While sitting there I had figured out two things. One, Edward didn't deserve to have me as a girlfriend or anything else. He didn't deserve to be handicapped with a wrecked human when he could have any girl that he wanted. Anyone was better for him then me. Two, I didn't deserve to live. Being on earth was a privilege that I had not earned. I was worthless and just needed to disappear.

I guess you could say I hated myself. Frankly, anything that anyone said didn't bother me because I didn't think anything of myself.

The phone rang and I stood up. I walked to the phone and picked it up.

"Hello." I said.

"Bella what the hell is wrong with you?" Jacob asked.

"Whatever do you mean Jacob?" I asked in monotone.

"You haven't talked to me in forever and I am worried. Why do you sound like that? Are you sick?"

"No."

"Then what's wrong?" he asked.

"Nothing."

"I'm not stupid Bella!" he yelled.

"Goodbye Jacob." I said, and hung up the phone. I was really saying goodbye for good. I hoped he wouldn't be angry.

I walked up to my room and to my desk. I grabbed a pair of scissors and pointed the sharp end at my chest.

"God, you don't have to forgive me for this. But it would be nice if you did."

I lunged the scissors at my chest and heard glass break and was knocked to the ground.

"Huh?" I asked in a daze. The scissors were gone and Alice was standing above me with a menacing look in her eyes.

"What the HELL!?" she screamed.

"What?" I asked, totally unaware of why she was mad.

"You just tried to kill yourself!!"

"So."

"UGH!! You idiot!

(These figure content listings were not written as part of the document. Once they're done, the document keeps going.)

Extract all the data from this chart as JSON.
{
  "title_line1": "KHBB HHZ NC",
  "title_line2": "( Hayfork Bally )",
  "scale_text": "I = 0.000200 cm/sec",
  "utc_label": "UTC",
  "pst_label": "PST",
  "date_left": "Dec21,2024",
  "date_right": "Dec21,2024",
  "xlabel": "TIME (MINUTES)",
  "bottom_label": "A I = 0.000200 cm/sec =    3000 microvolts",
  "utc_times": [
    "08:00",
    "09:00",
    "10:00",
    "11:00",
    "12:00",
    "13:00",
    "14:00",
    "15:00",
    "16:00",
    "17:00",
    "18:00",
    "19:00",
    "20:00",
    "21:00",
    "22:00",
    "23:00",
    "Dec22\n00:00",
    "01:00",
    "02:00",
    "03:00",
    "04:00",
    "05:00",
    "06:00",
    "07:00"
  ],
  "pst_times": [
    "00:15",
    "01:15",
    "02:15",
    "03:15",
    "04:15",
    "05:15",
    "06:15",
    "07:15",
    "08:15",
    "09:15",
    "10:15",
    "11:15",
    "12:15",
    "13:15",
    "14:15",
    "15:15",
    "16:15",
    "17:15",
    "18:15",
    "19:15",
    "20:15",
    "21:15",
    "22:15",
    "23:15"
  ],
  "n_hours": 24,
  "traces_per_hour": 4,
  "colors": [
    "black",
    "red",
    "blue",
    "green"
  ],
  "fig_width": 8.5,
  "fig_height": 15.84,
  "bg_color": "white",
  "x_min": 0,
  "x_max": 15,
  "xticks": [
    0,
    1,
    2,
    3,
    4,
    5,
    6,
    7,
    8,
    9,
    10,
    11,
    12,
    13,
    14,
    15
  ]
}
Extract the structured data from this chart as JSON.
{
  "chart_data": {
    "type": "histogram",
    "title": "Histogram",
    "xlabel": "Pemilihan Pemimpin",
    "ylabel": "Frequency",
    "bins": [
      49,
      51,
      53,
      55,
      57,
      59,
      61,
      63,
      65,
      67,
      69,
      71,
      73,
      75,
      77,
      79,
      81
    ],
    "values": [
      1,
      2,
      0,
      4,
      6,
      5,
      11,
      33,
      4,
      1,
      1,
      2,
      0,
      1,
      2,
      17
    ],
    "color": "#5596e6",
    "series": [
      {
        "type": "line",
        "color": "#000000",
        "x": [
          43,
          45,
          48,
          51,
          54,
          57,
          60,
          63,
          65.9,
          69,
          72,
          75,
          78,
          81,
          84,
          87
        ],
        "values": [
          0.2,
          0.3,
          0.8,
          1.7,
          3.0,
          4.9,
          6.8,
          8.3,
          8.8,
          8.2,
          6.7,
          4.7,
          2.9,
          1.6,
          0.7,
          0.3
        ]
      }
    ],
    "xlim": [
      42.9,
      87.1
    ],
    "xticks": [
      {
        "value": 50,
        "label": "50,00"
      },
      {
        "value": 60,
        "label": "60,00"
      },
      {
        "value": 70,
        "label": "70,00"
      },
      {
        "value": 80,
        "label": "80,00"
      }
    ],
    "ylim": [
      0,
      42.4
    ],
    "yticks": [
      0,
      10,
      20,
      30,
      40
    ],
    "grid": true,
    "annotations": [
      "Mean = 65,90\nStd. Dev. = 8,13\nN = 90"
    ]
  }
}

Why can't you just snap out of it."

"I'm to far in it."

Alice threw the scissors out the window with a lot of force and growled.

"Don't you ever think of doing something like that again! I almost didn't get here in time!"

"I wish you hadn't." and I did. I might never get the courage back to do something like that again.

Alice glared at me and then jumped out my window after saying, "You just don't know how special you are."

If I was so damn special then why did they leave. If i was so important why couldn't they have just stayed. If they cared so much about me why did they even come to Forks. My life would be normal if they didn't exist.